Dr Ellie Irwin had battled a debilitating and mysterious eye infection for five years, with experts unable to pinpoint the cause. The ordeal left her contemplating a drastic solution: having her eye removed.
However, a cutting-edge metagenomics team at Great Ormond Street Hospital (Gosh) intervened, utilising a novel genetic test that acts as a genomic dragnet.
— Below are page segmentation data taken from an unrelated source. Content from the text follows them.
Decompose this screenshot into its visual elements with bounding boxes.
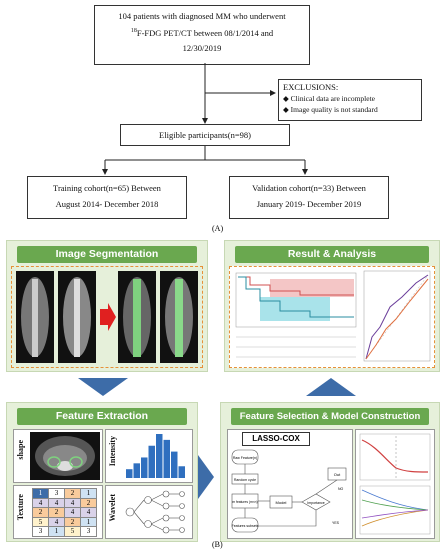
validation-line-1: Validation cohort(n=33) Between [252, 183, 366, 193]
patients-line-2: 18F-FDG PET/CT between 08/1/2014 and [130, 27, 274, 38]
patients-line-1: 104 patients with diagnosed MM who under… [118, 11, 286, 21]
intensity-panel: Intensity [105, 429, 193, 483]
lasso-cox-label: LASSO-COX [242, 432, 310, 446]
figure-label-a: (A) [212, 224, 224, 233]
histogram-bar [163, 439, 170, 478]
feature-extraction-title: Feature Extraction [17, 408, 187, 425]
texture-cell: 3 [80, 526, 97, 537]
patients-box: 104 patients with diagnosed MM who under… [94, 5, 310, 65]
texture-label: Texture [16, 494, 25, 521]
eligible-text: Eligible participants(n=98) [159, 130, 251, 140]
exclusions-title: EXCLUSIONS: [283, 82, 339, 92]
right-arrow-icon [198, 455, 214, 499]
exclusions-box: EXCLUSIONS: ◆ Clinical data are incomple… [278, 79, 422, 121]
training-line-2: August 2014- December 2018 [55, 199, 159, 209]
abdominal-ct-slice [30, 432, 100, 480]
down-arrow-icon [78, 378, 128, 396]
intensity-label: Intensity [108, 436, 117, 467]
validation-line-2: January 2019- December 2019 [256, 199, 362, 209]
exclusion-item-1: ◆ Clinical data are incomplete [283, 94, 375, 103]
up-arrow-icon [306, 378, 356, 396]
patients-line-3: 12/30/2019 [182, 42, 222, 53]
branch-no-label: NO [338, 487, 344, 491]
histogram-bar [133, 463, 140, 478]
node-model: Model [276, 500, 287, 505]
histogram-bar [171, 451, 178, 478]
intensity-histogram [126, 434, 185, 478]
segmentation-frame [11, 266, 203, 368]
survival-and-roc-plots [235, 270, 431, 362]
wavelet-label: Wavelet [108, 494, 117, 522]
lasso-coefficient-curves [359, 433, 431, 535]
node-feature-subsets: Features subsets [232, 524, 259, 528]
lasso-cox-box: LASSO-COX Raw Feature(n) Rand [227, 429, 353, 539]
node-random-cycle: Random cycle [234, 478, 256, 482]
lasso-plots [355, 429, 435, 539]
shape-label: shape [16, 440, 25, 460]
texture-cell: 3 [32, 526, 49, 537]
ct-scans-illustration [16, 271, 198, 363]
eligible-box: Eligible participants(n=98) [120, 124, 290, 146]
histogram-bar [141, 457, 148, 478]
result-frame [229, 266, 435, 368]
feature-selection-title: Feature Selection & Model Construction [231, 408, 429, 425]
wavelet-panel: Wavelet [105, 485, 193, 539]
texture-cell: 1 [48, 526, 65, 537]
figure-label-b: (B) [212, 540, 223, 549]
histogram-bar [126, 469, 133, 478]
training-line-1: Training cohort(n=65) Between [53, 183, 161, 193]
isotope-superscript: 18 [130, 28, 137, 34]
shape-panel: shape [13, 429, 103, 483]
red-arrow-icon [100, 303, 116, 331]
diamond-bullet-icon: ◆ [283, 105, 289, 114]
node-importance: Importance [307, 501, 325, 505]
validation-box: Validation cohort(n=33) Between January … [229, 176, 389, 219]
diamond-bullet-icon: ◆ [283, 94, 289, 103]
random-survival-flowchart: Raw Feature(n) Random cycle m features (… [232, 449, 347, 533]
feature-extraction-panel: Feature Extraction shape Intensity Textu… [6, 402, 198, 542]
histogram-bar [178, 466, 185, 478]
node-out: Out [334, 472, 341, 477]
node-m-features: m features (m<n) [232, 500, 257, 504]
result-analysis-panel: Result & Analysis [224, 240, 440, 372]
image-segmentation-panel: Image Segmentation [6, 240, 208, 372]
histogram-bar [156, 434, 163, 478]
feature-selection-panel: Feature Selection & Model Construction L… [220, 402, 440, 542]
wavelet-tree-diagram [125, 490, 185, 534]
node-raw-feature: Raw Feature(n) [233, 456, 257, 460]
training-box: Training cohort(n=65) Between August 201… [27, 176, 187, 219]
exclusion-item-2: ◆ Image quality is not standard [283, 105, 378, 114]
result-analysis-title: Result & Analysis [235, 246, 429, 263]
image-segmentation-title: Image Segmentation [17, 246, 197, 263]
histogram-bar [148, 445, 155, 478]
texture-cell: 5 [64, 526, 81, 537]
branch-yes-label: YES [332, 521, 340, 525]
flowchart-connectors [102, 63, 308, 175]
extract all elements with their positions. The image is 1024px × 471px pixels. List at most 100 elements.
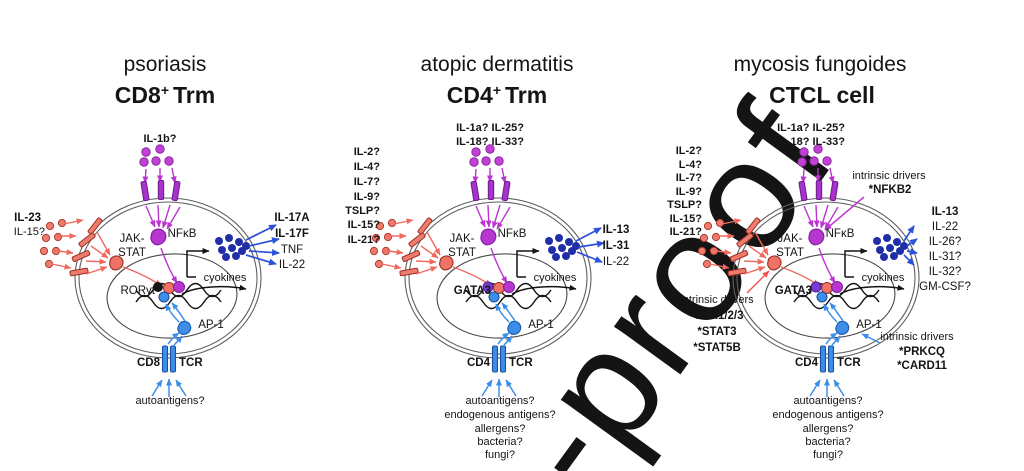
left-stimulus-label: IL-2? [354,146,381,158]
tf-label-roryt: RORγt [121,285,156,297]
output-label: IL-22 [279,259,305,271]
panel3-extras [746,196,918,344]
tf-blob-gata3 [482,281,494,293]
output-label: IL-17F [275,228,309,240]
jak-stat-label: STAT [448,247,476,259]
cytokines-label: cyokines [862,272,905,284]
disease-title-psoriasis: psoriasis [124,53,207,76]
left-stimulus-label: IL-7? [354,176,381,188]
output-arrows [245,224,280,266]
left-stimulus-label: IL-15? [348,219,381,231]
left-stimulus-label: L-4? [679,159,703,171]
nfkb-label: NFκB [498,228,527,240]
tf-blob-roryt [153,282,163,292]
left-stimulus-label: IL-9? [676,186,703,198]
bottom-stimulus-label: autoantigens? [465,395,534,407]
top-stimulus-label: IL-18? IL-33? [456,136,524,148]
intrinsic-jakstat-arrow [746,270,770,294]
disease-title-atopic-dermatitis: atopic dermatitis [421,53,574,76]
nfkb-label: NFκB [826,228,855,240]
panel1-extras [153,224,280,292]
bottom-stimulus-label: autoantigens? [793,395,862,407]
jak-stat-label: STAT [118,247,146,259]
left-stimulus-label: IL-7? [676,172,703,184]
tf-blob-gata3 [810,281,822,293]
cell-type-title: CTCL cell [769,82,875,108]
top-stimulus-label: IL-1a? IL-25? [456,122,524,134]
output-arrows [903,225,918,266]
ap1-label: AP-1 [856,319,882,331]
coreceptor-label: CD4 [467,357,491,369]
panel2-extras [482,227,605,293]
coreceptor-label: CD8 [137,357,161,369]
intrinsic-driver-gene: *STAT5B [693,342,741,354]
tcr-label: TCR [837,357,861,369]
output-label: IL-22 [603,256,629,268]
bottom-stimulus-label: endogenous antigens? [772,409,883,421]
output-label: IL-31 [603,240,630,252]
cytokines-label: cyokines [534,272,577,284]
cell-superscript: + [493,82,501,98]
left-stimulus-label: IL-15? [670,213,703,225]
left-stimulus-label: IL-21? [348,234,381,246]
left-stimulus-label: IL-15? [14,226,45,238]
output-label: IL-32? [929,266,962,278]
top-stimulus-label: IL-1b? [144,133,177,145]
bottom-stimulus-label: allergens? [803,423,854,435]
cell-name: CD4 [447,82,493,108]
intrinsic-driver-gene: *STAT3 [697,326,736,338]
output-label: IL-13 [932,206,959,218]
output-label: IL-17A [274,212,309,224]
jak-stat-label: JAK- [450,233,475,245]
tcr-label: TCR [509,357,533,369]
jak-stat-label: STAT [776,247,804,259]
ap1-label: AP-1 [528,319,554,331]
cell-suffix: Trm [505,82,547,108]
bottom-stimulus-label: autoantigens? [135,395,204,407]
tf-label-gata3: GATA3 [775,285,812,297]
intrinsic-driver-gene: *CARD11 [897,360,947,372]
intrinsic-drivers-jakstat-label: intrinsic drivers [680,294,754,306]
jak-stat-label: JAK- [778,233,803,245]
left-stimulus-label: IL-9? [354,191,381,203]
cytokines-label: cyokines [204,272,247,284]
output-label: IL-26? [929,236,962,248]
bottom-stimulus-label: endogenous antigens? [444,409,555,421]
intrinsic-drivers-nfkb-label: intrinsic drivers [852,170,926,182]
cell-type-title: CD8+Trm [115,82,215,108]
bottom-stimulus-label: bacteria? [477,436,522,448]
left-stimulus-label: IL-23 [14,212,41,224]
output-label: IL-22 [932,221,958,233]
intrinsic-nfkb-arrow [824,196,865,231]
output-label: IL-13 [603,224,630,236]
output-label: IL-31? [929,251,962,263]
left-stimulus-label: TSLP? [345,205,380,217]
intrinsic-driver-gene: *PRKCQ [899,346,945,358]
top-stimulus-label: IL-18? IL-33? [777,136,845,148]
left-stimulus-label: TSLP? [667,199,702,211]
left-stimulus-label: IL-4? [354,161,381,173]
cell-type-title: CD4+Trm [447,82,547,108]
intrinsic-driver-gene: *JAK1/2/3 [690,310,743,322]
bottom-stimulus-label: fungi? [813,449,843,461]
bottom-stimulus-label: bacteria? [805,436,850,448]
tf-label-gata3: GATA3 [454,285,491,297]
cell-name: CTCL cell [769,82,875,108]
left-stimulus-label: IL-2? [676,145,703,157]
jak-stat-label: JAK- [120,233,145,245]
top-stimulus-label: IL-1a? IL-25? [777,122,845,134]
intrinsic-driver-gene: *NFKB2 [869,184,912,196]
intrinsic-drivers-tcr-label: intrinsic drivers [880,331,954,343]
output-label: TNF [281,244,303,256]
coreceptor-label: CD4 [795,357,819,369]
bottom-stimulus-label: allergens? [475,423,526,435]
nfkb-label: NFκB [168,228,197,240]
disease-title-mycosis-fungoides: mycosis fungoides [734,53,907,76]
tcr-label: TCR [179,357,203,369]
cell-superscript: + [161,82,169,98]
cell-suffix: Trm [173,82,215,108]
intrinsic-tcr-arrow [861,333,881,344]
output-arrows [575,227,605,263]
This innovative approach allowed them to identify the root of Dr Irwin’s persistent eye problems: a rare bacterial infection.
Following a targeted course of antibiotics, her symptoms began to recede, and her vision remarkably returned, allowing her to see clearly on her wedding day earlier this year.
The 29-year-old doctor, from Bristol, said: “I will never be able to thank the teams that continued to fight to find answers for me enough.

“Metagenomics has truly been game-changing for me.
“I spent Boxing Day of 2023 in hospital, thinking about whether it was time to have my eye removed.
“Now I can’t even imagine being back in that place, I am able to get back to focusing on my life – being able to have that for my wedding day is a priceless gift.”
Dr Irwin started to have problems in her right eye in 2019 when she was a medical student.
She was initially diagnosed with a condition which causes inflammation in the eye and despite treatment her symptoms worsened.
A horde of tests looking for infections had come back negative.
“I had really just reached my breaking point; my team had tried every test to find a cause and the intensive treatments and multiple appointments were severely impacting my life,” Dr Irwin said.
“I had got to the point that I began to discuss with my team my wish to have the affected eye removed.”
Her doctors at Moorfields Eye Hospital in London reached out to the metagenomics team at Gosh.
A sample from her eye revealed Dr Irwin had a very specific strain of leptospirosis, a bacterial infection, in her eye.
“When they told me they had found a treatable infection it really changed my life,” she said.
Dr Irwin was given a three-week course of antibiotics and in March was able to celebrate her wedding infection-free.

The metagenomics team uses a sequencing technique which identifies bacteria and other types of infections and viruses from patient samples.
The test is “untargeted”, meaning that it can look for all types of infections, rather than a test for a single infection.
Currently the service is used as a final option when medics have already exhausted all alternatives to identify a suspected infection.
The service currently analyses six samples a week from patients around the country.
Judith Breuer, professor of virology at University College London (UCL) and honorary consultant virologist at Gosh, said: “We have been developing our metagenomics service at Gosh and UCL for over 10 years now and we are incredibly proud to be the first UK accredited service.
“We are now able to offer this vital genomic testing to patients around the country, and it is amazing to see the impact it is already having for patients like Ellie.”
Carlos Pavesio, consultant ophthalmologist at Moorfields Eye Hospital, said: “We are delighted that this new service enabled us to identify Ellie’s infection and treat it.
“As a result of this, we were able to address the source of her recurrent inflammation.
“We are excited about the opportunities this opens up and have already initiated a clinical trial on the use of metagenomics for hard-to-diagnose eye infections.”